Я из-за всех сил старался чаще появляться на корабле, но вряд ли это было в моих силах. Тут рулил тиреус. Города я почти не видел, если находился вне корабля. На корабле я каждый раз старался продолжить разговор с капитаном на тему нашего плавания. Моя общительность и изобретательность не знали пределов. Я задавал наводящие вопросы под разным предлогом и на разные абстрактные темы. Я интересовался, знаком ли капитан с творчеством Фармиона, как относится к публикациям Александра Далримпля о засекреченных испанских экспедициях, предпочитает ли он крепкое вино сухому, измеряется ли наш путь в таузах или парсангах, чем ему удобней пользоваться настенными часами, ручными, песочными, солнечными или клепсидрами, знает ли он, что означают церковнославянские слова «семо и овамо».

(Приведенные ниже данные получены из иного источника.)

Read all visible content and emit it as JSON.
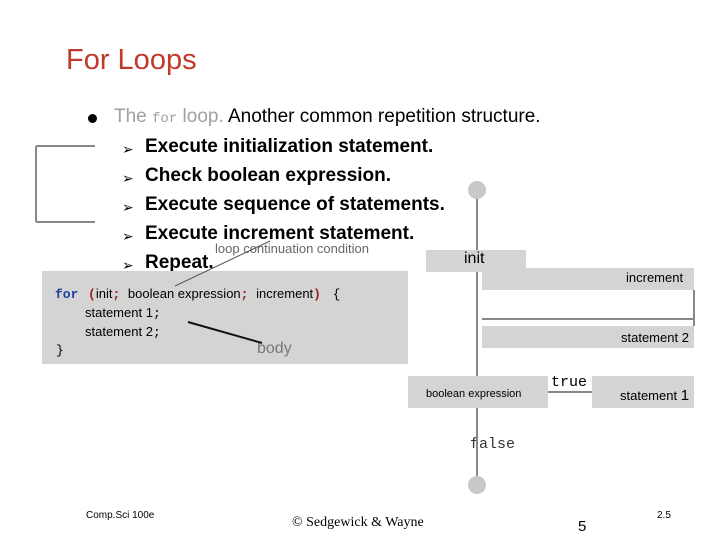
{
  "slide": {
    "title": "For Loops",
    "intro": {
      "prefix": "The ",
      "keyword": "for",
      "middle": " loop.",
      "rest": "  Another common repetition structure."
    },
    "steps": [
      "Execute initialization statement.",
      "Check boolean expression.",
      "Execute sequence of statements.",
      "Execute increment statement.",
      "Repeat."
    ],
    "loop_condition_label": "loop continuation condition"
  },
  "code": {
    "for_kw": "for",
    "open_paren": "(",
    "init": "init",
    "semi1": ";",
    "condition": "boolean expression",
    "semi2": ";",
    "increment": "increment",
    "close_paren": ")",
    "open_brace": "{",
    "stmt1": "statement 1",
    "stmt1_semi": ";",
    "stmt2": "statement 2",
    "stmt2_semi": ";",
    "close_brace": "}",
    "body_label": "body"
  },
  "flowchart": {
    "init": "init",
    "increment": "increment",
    "statement2": "statement 2",
    "boolean": "boolean expression",
    "true_label": "true",
    "statement1_text": "statement ",
    "statement1_num": "1",
    "false_label": "false"
  },
  "footer": {
    "course": "Comp.Sci 100e",
    "copyright": "© Sedgewick & Wayne",
    "page": "5",
    "slide_no": "2.5"
  },
  "colors": {
    "title": "#c0392b",
    "keyword": "#2040a0",
    "punct": "#a02020",
    "box": "#d4d4d4"
  }
}
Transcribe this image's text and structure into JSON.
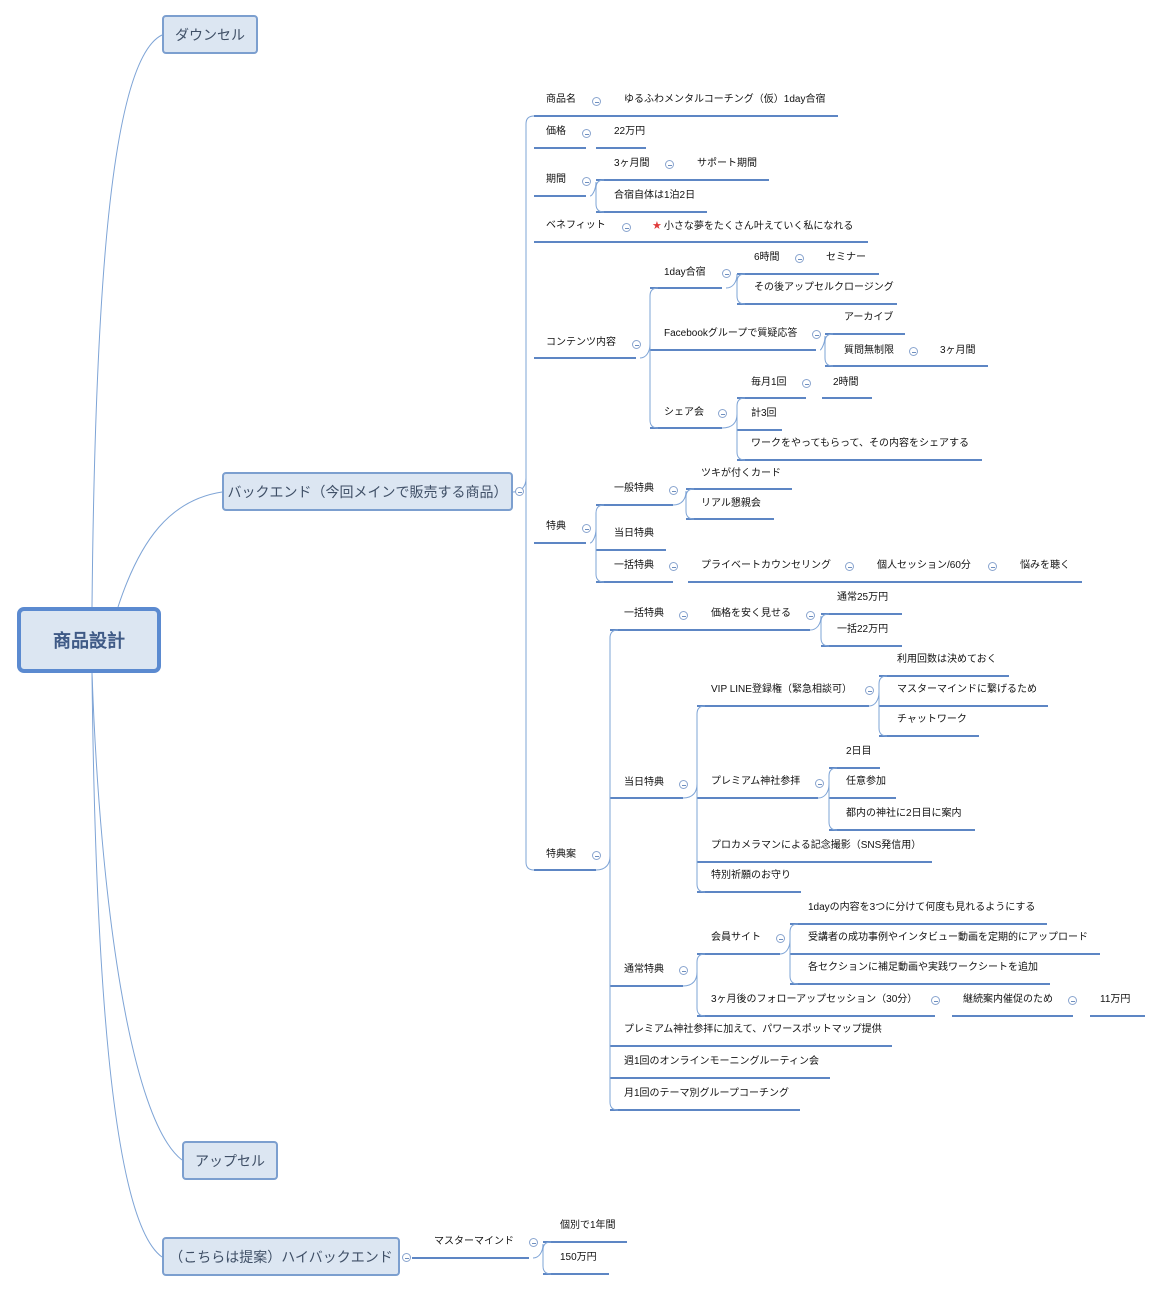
{
  "title": "商品設計",
  "branches": {
    "downsell": "ダウンセル",
    "backend": "バックエンド（今回メインで販売する商品）",
    "upsell": "アップセル",
    "high_backend": "（こちらは提案）ハイバックエンド"
  },
  "backend": {
    "product_name": {
      "label": "商品名",
      "value": "ゆるふわメンタルコーチング（仮）1day合宿"
    },
    "price": {
      "label": "価格",
      "value": "22万円"
    },
    "period": {
      "label": "期間",
      "months": "3ヶ月間",
      "support": "サポート期間",
      "camp": "合宿自体は1泊2日"
    },
    "benefit": {
      "label": "ベネフィット",
      "value": "小さな夢をたくさん叶えていく私になれる"
    },
    "contents": {
      "label": "コンテンツ内容",
      "camp": "1day合宿",
      "six_hours": "6時間",
      "seminar": "セミナー",
      "closing": "その後アップセルクロージング",
      "facebook": "Facebookグループで質疑応答",
      "archive": "アーカイブ",
      "unlimited": "質問無制限",
      "three_months": "3ヶ月間",
      "share": "シェア会",
      "monthly": "毎月1回",
      "two_hours": "2時間",
      "total3": "計3回",
      "work": "ワークをやってもらって、その内容をシェアする"
    },
    "bonus": {
      "label": "特典",
      "general": "一般特典",
      "card": "ツキが付くカード",
      "party": "リアル懇親会",
      "sameday": "当日特典",
      "lump": "一括特典",
      "private": "プライベートカウンセリング",
      "session": "個人セッション/60分",
      "listen": "悩みを聴く"
    },
    "plan": {
      "label": "特典案",
      "lump": "一括特典",
      "cheap": "価格を安く見せる",
      "normal25": "通常25万円",
      "lump22": "一括22万円",
      "sameday": "当日特典",
      "vip": "VIP LINE登録権（緊急相談可）",
      "vip_count": "利用回数は決めておく",
      "vip_mastermind": "マスターマインドに繋げるため",
      "vip_chat": "チャットワーク",
      "shrine": "プレミアム神社参拝",
      "day2": "2日目",
      "optional": "任意参加",
      "shrine_guide": "都内の神社に2日目に案内",
      "photo": "プロカメラマンによる記念撮影（SNS発信用）",
      "amulet": "特別祈願のお守り",
      "regular": "通常特典",
      "site": "会員サイト",
      "site1": "1dayの内容を3つに分けて何度も見れるようにする",
      "site2": "受講者の成功事例やインタビュー動画を定期的にアップロード",
      "site3": "各セクションに補足動画や実践ワークシートを追加",
      "followup": "3ヶ月後のフォローアップセッション（30分）",
      "continue": "継続案内催促のため",
      "price11": "11万円",
      "powerspot": "プレミアム神社参拝に加えて、パワースポットマップ提供",
      "morning": "週1回のオンラインモーニングルーティン会",
      "group": "月1回のテーマ別グループコーチング"
    }
  },
  "high_backend": {
    "mastermind": "マスターマインド",
    "year": "個別で1年間",
    "price": "150万円"
  },
  "colors": {
    "line": "#7ea4d6",
    "underline": "#5d86c4",
    "box_fill": "#dce6f2",
    "box_border": "#7c9fcf",
    "star": "#e03a3a"
  }
}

Как я не лез с назойливыми вопросами, ничего толком и не добился. Капитан смотрел на нас, как на банду провинившихся привидений. Он не пил с нами вино, не развлекался и всё свободное время ходил в нехорошей задумчивости, игнорируя наше общество, время от времени одаривая кого-нибудь колким замечанием. После чего этот кто-то ходил, как оплеванный.
Чем больше плавание на безымянном корабле походило на неудавшуюся шутку, тем настойчивей росло желание узнать, чем закончится плавание, и к какому берегу он пристанет. К сожалению или счастью, я этого не узнал. Однажды мои попрыгушки с корабля прекратились. Перемещаясь как-то в подпитии из дома на море, я промахнулся, и оказался в ином месте.
4
(сидим дома в праздности)
Ангел по обыкновению заходил вечером в четверг или пятницу или субботу утром. Другие дни недели он игнорировал, кроме понедельника, когда от него приходили поздравительные телеграммы или заказные письма с коллажами из вырезок глянцевых журналов.
В четверг он бывал чем-то озабочен, выпивал чаю с лимоном, манерно надкусывая желтую дольку, затягивался пару раз дорогой сигаретой, отпуская дым вензельным колечком, и торопливо уходил. А я смахивал белое перышко со стула и вздыхал. Оставалось ждать следующей недели.
В пятницу Ангел заявлялся навеселе в расстегнутом пальто, развязанном шарфе, с одной перчаткой в кармане и некрепко сжатой в зубах тлеющей сигарой. Приносил вино, сыр, трубочный табак, бэнг и уличный холод и, не обращая внимания на мою меланхолии, пил как гусарский бригадир.
Каждое воскресное утро он появлялся весь в белом у изголовья кровати и пел веселые песни о влюбленных женщинах, благоухая персиками или свежими огурцами. Пел до легкой хрипотцы и потом исчезал, оставляя пятилитровое пластиковое ведерко до краев наполненное теплым кагором.
Как-то вечером в пятницу пришел Ангел, я сжигал в коридоре в жестяном тазу ворохи исписанной бумаги. Сидел в облаках дыма и пепла, как начинающий колдун. С тех пор, как я попал сюда (плохо понимая где я) и увидел за окном недружелюбные равнины снега, скелеты деревьев и жесткую метлу ледяного ветра, мне стало совершенно наплевать, что происходит в мире и со мной.